# java registry help?



## hunebh4 (Aug 4, 2007)

java has not been working it doesn't even show java in the add and remove panel , when i try to click on java in the control panel this error message appears HKEY_LOCAL_MACHINE\SOFTWARE\JavaSoft\JavaRuntimeEnvironment\1.6.0_10
i have tried doing what is said at the java website but nothing solves this issue please help


----------



## jonathan731 (Aug 30, 2003)

maybe try to just reinstall the java runtime environment on your pc. That will probably fix it.


----------



## hunebh4 (Aug 4, 2007)

ive tried to reinstall it gets half way and then an error pops up stating that it can not be completed any other suggestions?


----------



## jonathan731 (Aug 30, 2003)

what does the error say?


----------



## Goku (May 17, 2007)

Hello it certainly seems like a corrupted installation. Please try the following.


Download *JavaRa* from *here* and extract it to your *Desktop*.
Please close any instances of *Internet Explorer* before continuing!
Double-click on *JavaRa.exe* to start the program.
Click on *Remove Older Versions* to remove the older versions of Java installed on your computer.
Click *Yes* when prompted. When *JavaRa* is done, a notice will appear that a log file has been produced. Click *OK*.
A log file will pop up. Please save it to a convenient location.
Reboot before installing the new version.

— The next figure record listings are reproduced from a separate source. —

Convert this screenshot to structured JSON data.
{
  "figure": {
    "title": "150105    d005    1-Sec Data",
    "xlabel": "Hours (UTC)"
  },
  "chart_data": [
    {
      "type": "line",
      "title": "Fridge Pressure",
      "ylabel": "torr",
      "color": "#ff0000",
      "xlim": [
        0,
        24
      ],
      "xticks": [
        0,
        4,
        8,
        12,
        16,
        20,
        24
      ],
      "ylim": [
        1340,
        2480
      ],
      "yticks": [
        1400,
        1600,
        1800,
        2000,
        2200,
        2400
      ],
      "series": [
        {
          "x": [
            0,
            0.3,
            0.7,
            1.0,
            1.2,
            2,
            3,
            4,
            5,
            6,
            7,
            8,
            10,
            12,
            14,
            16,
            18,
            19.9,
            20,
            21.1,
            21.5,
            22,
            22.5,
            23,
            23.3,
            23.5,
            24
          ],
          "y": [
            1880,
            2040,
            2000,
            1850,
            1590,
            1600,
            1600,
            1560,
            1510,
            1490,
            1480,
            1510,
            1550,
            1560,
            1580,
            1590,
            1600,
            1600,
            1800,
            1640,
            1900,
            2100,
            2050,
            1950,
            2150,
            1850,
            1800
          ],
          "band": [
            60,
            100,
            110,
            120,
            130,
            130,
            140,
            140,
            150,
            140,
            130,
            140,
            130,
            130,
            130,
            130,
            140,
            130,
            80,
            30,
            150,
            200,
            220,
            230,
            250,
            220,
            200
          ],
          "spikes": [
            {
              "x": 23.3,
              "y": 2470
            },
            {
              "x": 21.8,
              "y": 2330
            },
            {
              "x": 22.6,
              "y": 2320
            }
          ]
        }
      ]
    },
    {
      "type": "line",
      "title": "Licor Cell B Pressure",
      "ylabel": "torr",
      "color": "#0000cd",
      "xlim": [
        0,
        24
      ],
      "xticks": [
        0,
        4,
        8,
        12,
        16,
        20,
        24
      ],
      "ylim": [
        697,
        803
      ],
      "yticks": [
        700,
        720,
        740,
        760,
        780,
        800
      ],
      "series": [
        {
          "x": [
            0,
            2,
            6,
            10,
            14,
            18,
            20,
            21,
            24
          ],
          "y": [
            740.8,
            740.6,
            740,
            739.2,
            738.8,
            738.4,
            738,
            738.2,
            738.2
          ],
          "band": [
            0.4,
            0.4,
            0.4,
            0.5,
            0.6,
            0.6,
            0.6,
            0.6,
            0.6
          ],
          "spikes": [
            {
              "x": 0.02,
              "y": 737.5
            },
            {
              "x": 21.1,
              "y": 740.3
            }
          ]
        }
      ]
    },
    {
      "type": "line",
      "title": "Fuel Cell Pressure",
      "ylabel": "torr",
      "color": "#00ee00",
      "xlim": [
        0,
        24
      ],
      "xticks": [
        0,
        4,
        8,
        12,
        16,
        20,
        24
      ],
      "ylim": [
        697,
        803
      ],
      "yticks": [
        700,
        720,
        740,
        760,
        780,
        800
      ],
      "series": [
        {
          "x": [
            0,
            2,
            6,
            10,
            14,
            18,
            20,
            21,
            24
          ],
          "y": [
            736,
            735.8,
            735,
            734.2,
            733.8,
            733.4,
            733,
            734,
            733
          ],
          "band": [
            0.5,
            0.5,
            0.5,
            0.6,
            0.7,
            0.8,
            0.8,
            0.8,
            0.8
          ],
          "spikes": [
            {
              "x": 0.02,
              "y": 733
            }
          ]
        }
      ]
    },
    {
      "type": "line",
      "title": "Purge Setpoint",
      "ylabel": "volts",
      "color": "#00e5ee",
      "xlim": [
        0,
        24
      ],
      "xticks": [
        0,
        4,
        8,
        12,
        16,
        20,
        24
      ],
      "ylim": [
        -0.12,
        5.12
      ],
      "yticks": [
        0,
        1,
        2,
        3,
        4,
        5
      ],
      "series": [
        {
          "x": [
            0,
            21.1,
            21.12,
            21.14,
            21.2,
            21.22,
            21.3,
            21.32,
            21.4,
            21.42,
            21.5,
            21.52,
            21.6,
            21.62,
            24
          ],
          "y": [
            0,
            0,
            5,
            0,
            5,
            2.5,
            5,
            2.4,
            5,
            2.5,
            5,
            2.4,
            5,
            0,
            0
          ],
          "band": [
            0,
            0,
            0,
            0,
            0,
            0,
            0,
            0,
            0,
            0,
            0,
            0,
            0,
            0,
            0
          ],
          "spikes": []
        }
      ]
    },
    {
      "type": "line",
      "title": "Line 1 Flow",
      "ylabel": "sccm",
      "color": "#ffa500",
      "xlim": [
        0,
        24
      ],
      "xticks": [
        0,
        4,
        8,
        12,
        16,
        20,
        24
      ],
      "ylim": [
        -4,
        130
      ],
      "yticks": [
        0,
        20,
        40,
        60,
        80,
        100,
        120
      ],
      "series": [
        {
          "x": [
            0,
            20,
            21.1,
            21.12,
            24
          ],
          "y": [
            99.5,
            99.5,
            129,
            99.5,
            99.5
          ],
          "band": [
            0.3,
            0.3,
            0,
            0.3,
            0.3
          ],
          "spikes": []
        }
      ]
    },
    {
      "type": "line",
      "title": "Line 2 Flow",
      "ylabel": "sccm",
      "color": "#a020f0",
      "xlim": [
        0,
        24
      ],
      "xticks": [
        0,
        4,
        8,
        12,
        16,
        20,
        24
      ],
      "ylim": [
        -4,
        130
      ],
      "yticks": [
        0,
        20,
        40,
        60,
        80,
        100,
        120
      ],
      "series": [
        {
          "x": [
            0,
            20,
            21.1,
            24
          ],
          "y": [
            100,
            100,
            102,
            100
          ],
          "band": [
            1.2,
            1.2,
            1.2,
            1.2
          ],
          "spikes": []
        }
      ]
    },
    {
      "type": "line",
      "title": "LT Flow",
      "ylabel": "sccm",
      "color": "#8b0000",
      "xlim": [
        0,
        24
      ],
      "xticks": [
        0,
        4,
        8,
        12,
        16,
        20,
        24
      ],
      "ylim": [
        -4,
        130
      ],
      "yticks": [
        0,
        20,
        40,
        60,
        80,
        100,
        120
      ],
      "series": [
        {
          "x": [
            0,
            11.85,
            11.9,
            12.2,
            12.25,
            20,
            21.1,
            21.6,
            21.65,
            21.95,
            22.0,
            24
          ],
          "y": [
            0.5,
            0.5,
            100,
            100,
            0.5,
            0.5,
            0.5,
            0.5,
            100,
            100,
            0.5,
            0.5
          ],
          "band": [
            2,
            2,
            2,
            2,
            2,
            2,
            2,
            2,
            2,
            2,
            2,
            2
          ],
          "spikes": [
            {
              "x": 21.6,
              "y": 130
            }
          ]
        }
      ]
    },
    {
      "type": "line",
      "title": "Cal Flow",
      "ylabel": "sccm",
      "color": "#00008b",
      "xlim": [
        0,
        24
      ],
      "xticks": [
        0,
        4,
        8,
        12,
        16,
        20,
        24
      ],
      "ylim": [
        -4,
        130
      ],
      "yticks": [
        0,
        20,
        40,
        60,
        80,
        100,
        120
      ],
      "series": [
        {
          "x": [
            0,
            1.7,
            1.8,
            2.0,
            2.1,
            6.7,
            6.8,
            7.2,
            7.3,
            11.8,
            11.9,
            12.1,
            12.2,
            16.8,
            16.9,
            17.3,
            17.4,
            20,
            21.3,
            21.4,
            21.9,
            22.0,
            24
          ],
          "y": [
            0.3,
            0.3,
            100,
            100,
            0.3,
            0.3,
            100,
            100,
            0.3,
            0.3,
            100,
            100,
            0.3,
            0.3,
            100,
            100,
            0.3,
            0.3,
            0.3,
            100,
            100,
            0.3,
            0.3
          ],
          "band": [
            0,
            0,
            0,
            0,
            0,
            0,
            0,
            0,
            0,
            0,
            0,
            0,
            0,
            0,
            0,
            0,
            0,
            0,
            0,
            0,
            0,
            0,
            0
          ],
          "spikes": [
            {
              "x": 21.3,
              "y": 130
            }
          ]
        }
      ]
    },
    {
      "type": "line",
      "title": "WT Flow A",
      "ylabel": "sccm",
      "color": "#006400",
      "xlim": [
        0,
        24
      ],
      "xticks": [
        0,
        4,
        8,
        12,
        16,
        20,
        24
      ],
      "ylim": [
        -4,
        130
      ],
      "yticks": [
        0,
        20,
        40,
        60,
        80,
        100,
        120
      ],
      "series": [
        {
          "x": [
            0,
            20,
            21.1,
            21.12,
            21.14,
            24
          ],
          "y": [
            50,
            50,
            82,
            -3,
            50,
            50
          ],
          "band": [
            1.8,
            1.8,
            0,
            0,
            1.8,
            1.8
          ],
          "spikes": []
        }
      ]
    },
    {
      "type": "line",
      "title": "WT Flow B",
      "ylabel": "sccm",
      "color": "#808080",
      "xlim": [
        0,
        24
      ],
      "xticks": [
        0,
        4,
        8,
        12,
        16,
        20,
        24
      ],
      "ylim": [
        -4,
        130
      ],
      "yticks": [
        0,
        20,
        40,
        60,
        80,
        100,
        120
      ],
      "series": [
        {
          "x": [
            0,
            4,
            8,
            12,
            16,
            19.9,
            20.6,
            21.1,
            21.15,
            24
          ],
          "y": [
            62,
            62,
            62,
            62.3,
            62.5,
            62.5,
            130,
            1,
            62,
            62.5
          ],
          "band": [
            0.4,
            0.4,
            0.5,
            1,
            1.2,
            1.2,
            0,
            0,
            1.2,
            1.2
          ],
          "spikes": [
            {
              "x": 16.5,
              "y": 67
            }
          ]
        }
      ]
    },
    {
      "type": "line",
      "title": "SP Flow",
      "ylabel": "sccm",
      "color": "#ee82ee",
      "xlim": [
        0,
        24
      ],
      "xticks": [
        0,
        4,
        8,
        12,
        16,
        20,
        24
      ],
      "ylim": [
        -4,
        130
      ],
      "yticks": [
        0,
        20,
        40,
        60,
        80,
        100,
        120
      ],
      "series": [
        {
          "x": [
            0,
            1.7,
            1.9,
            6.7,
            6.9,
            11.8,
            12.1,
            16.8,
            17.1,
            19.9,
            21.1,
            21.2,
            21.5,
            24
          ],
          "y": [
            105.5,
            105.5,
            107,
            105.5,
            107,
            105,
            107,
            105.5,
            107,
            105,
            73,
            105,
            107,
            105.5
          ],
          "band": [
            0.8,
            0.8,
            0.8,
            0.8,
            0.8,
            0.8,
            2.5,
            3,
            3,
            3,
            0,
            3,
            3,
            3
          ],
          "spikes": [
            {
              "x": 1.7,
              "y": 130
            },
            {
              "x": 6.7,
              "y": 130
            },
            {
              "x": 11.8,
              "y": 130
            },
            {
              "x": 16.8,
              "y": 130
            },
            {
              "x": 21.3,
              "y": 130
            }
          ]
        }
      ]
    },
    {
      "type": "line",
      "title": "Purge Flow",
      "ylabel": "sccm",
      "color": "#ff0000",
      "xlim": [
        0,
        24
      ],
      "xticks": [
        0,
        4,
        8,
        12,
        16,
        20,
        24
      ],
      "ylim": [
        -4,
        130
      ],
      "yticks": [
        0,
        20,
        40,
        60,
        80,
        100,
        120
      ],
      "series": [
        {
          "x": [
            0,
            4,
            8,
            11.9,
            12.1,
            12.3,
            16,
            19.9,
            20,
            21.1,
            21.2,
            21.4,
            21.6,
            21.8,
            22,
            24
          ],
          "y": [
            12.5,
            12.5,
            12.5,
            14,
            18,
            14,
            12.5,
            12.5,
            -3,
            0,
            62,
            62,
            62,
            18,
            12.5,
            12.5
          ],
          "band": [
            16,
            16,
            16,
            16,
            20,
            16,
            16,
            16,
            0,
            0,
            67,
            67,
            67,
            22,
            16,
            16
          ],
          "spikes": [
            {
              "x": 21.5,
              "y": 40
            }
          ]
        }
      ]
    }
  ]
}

Let us know if the above instructions help or not. Good Luck. 

-- Goku


----------



## hunebh4 (Aug 4, 2007)

i was able to install javara but when i tried to install a newer version of java i get this error ERROR 25099 unzipping core files failed


----------



## Goku (May 17, 2007)

OK Hunebh. Please use the instructions from *here* to uninstall Java manually and see if it helps or not. Good Luck. 

-- Goku


----------



## hunebh4 (Aug 4, 2007)

java still not in add or remove panel so i installed the windows install clean up utilty to try it that way but java doesnt show in that either


----------



## Goku (May 17, 2007)

Hello Hunebh. Lets give *JavaRa* one more try. Instead of downloading *JavaRa* from an external download site, please download the attached archive instead. Then continue with the second step in my post before last. Let me know if it is successful or not. Good Luck. 

By the way, what Operating System are you using?

-- Goku


----------



## hunebh4 (Aug 4, 2007)

windows xp pro


----------



## Goku (May 17, 2007)

OK Hunebh, we need to go back a few steps. Please describe what you do that results in the error message. Also, please post the exact error message you receive. If you are a slow typewriter or the error message is too long, then please *post a screen shot* of the error message. That will make things clearer and hopefully help me find a solution to the problem.

Hope that helps. 

-- Goku


----------